Here are a couple of alternative approaches:
- Estimate average marginal effects. You can use standardized continuous variables, but comparing continuous to categorical variables is inherently difficult because they are not on comparable scales. The only way I would feel comfortable making a categorical variable continuous is if you test the porportional odds assumption (that an increase from 1 to 2 is comparable to 2 to 3, etc.). Even then, you may gloss over information when you make it continuous. I would run the model both ways, and look at average marginal effects/predicted probabilities with the categorical variable set at the same levels for the categorical and continuous case, and see how the results differ. Also map it out to see how the predicted probabilities change based on different levels of the variables.
If you are unable to convince yourself and others that your categorical variables can be continuous, then you have a harder task. You could estimate predicted probabilities of the quantiles or deciles of the continuous variables, and compare them to the categorical variable.

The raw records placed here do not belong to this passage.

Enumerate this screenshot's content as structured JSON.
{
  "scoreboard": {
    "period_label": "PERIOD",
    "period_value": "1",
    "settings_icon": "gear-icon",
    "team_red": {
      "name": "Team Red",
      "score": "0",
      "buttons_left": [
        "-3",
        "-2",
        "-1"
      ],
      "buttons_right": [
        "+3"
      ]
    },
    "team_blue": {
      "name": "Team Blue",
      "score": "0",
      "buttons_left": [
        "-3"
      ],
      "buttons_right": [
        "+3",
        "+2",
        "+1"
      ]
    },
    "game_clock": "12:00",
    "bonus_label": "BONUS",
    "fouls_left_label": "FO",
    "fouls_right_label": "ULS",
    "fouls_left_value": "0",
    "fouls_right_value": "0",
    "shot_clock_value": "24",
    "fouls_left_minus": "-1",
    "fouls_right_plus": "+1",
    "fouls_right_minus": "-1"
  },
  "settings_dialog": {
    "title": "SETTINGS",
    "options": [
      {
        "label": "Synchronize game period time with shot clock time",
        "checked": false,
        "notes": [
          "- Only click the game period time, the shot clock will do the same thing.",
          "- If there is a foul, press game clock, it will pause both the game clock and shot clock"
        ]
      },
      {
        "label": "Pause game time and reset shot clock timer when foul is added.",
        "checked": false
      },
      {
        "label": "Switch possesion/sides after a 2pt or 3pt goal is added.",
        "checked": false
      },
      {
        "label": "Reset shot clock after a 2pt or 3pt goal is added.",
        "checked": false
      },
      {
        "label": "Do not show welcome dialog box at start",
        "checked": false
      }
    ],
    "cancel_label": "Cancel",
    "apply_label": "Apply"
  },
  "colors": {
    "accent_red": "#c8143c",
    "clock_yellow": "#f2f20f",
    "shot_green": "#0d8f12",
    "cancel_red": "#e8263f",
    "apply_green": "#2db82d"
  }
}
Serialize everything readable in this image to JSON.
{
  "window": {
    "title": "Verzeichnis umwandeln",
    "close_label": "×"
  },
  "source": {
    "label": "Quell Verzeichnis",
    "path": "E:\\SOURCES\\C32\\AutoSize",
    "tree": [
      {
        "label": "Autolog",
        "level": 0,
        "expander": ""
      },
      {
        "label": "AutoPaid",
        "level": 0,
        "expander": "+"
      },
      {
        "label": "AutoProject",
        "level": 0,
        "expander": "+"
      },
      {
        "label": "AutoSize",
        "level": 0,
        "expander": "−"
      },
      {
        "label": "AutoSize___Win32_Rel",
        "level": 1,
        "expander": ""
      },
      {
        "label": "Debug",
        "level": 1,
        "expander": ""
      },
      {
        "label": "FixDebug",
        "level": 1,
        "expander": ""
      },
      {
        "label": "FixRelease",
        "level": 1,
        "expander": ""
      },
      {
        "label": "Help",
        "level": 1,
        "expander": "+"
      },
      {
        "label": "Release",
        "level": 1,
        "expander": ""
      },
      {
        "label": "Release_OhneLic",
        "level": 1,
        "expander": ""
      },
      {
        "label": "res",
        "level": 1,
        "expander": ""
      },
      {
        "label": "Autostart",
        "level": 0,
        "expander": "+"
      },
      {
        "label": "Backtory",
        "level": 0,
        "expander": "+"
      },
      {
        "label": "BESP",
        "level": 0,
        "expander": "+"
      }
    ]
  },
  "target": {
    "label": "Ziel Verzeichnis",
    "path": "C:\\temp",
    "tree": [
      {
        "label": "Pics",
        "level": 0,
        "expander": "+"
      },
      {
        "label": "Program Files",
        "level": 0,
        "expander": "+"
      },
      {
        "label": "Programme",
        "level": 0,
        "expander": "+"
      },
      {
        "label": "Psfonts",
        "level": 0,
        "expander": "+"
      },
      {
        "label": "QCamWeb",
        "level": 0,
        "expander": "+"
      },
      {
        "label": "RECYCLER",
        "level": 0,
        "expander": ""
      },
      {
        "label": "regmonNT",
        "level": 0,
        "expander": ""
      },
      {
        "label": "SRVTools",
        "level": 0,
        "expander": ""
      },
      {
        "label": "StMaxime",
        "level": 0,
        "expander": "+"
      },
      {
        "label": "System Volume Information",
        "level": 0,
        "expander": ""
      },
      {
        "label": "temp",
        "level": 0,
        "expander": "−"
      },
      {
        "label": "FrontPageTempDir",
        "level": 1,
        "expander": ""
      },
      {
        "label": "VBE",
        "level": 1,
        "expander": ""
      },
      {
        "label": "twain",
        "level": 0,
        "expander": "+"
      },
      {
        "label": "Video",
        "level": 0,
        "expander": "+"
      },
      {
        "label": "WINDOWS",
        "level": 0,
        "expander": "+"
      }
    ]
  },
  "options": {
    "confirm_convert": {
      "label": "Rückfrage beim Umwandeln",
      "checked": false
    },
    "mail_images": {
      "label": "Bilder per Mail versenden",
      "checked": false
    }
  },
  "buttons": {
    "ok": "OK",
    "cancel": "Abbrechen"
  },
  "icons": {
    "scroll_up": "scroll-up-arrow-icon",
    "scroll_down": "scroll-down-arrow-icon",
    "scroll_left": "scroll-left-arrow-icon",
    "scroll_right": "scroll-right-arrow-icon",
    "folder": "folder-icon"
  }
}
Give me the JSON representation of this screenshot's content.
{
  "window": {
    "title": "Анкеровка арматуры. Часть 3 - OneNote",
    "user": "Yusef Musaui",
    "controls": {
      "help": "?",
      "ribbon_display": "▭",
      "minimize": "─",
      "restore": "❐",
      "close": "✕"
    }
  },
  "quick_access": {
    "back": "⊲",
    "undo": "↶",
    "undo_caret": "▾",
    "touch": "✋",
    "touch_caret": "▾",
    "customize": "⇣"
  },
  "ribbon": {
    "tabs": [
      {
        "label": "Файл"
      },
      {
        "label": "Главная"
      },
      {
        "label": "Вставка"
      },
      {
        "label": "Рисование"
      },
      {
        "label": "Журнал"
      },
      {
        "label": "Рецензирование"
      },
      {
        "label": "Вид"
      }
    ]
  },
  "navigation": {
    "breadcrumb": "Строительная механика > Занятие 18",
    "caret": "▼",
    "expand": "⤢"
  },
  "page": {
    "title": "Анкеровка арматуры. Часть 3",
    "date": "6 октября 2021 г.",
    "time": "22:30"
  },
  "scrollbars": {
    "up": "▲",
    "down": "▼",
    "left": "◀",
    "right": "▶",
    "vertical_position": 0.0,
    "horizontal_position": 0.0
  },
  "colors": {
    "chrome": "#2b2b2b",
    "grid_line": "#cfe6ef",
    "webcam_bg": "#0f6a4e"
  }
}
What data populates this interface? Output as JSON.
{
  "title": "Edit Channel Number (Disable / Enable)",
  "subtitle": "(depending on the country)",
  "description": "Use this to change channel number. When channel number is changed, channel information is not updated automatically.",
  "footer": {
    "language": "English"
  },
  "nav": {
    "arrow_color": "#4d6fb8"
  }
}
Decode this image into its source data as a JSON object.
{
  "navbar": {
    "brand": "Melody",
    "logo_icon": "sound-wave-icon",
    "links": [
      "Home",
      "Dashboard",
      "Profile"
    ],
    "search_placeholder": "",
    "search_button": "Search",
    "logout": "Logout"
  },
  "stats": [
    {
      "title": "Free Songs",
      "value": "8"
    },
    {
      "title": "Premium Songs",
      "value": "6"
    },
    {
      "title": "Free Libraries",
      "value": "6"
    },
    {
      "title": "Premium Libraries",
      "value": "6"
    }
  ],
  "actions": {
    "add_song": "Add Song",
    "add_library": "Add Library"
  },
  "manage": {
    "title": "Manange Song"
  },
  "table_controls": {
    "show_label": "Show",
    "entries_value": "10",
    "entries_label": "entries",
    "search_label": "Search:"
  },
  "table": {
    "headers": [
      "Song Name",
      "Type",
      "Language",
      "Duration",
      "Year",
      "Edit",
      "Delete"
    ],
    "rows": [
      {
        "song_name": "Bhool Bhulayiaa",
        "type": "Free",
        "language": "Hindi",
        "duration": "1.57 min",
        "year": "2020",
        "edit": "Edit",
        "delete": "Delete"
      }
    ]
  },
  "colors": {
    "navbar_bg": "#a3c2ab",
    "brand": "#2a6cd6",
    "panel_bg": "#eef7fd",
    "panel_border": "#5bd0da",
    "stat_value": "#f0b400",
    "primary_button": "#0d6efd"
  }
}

- Look at the predictive ability of your model. Look into the various metrics of specificity, sensitivity, area under the ROC curve, etc., and see how your prediction changes based on the different variables.
In the end, because there isn't a direct way to do this in a logit model, I would approach this more than one way and see if all the methods triangulate together. If they do, you're golden. If not the story is more nuanced and will take more thinking.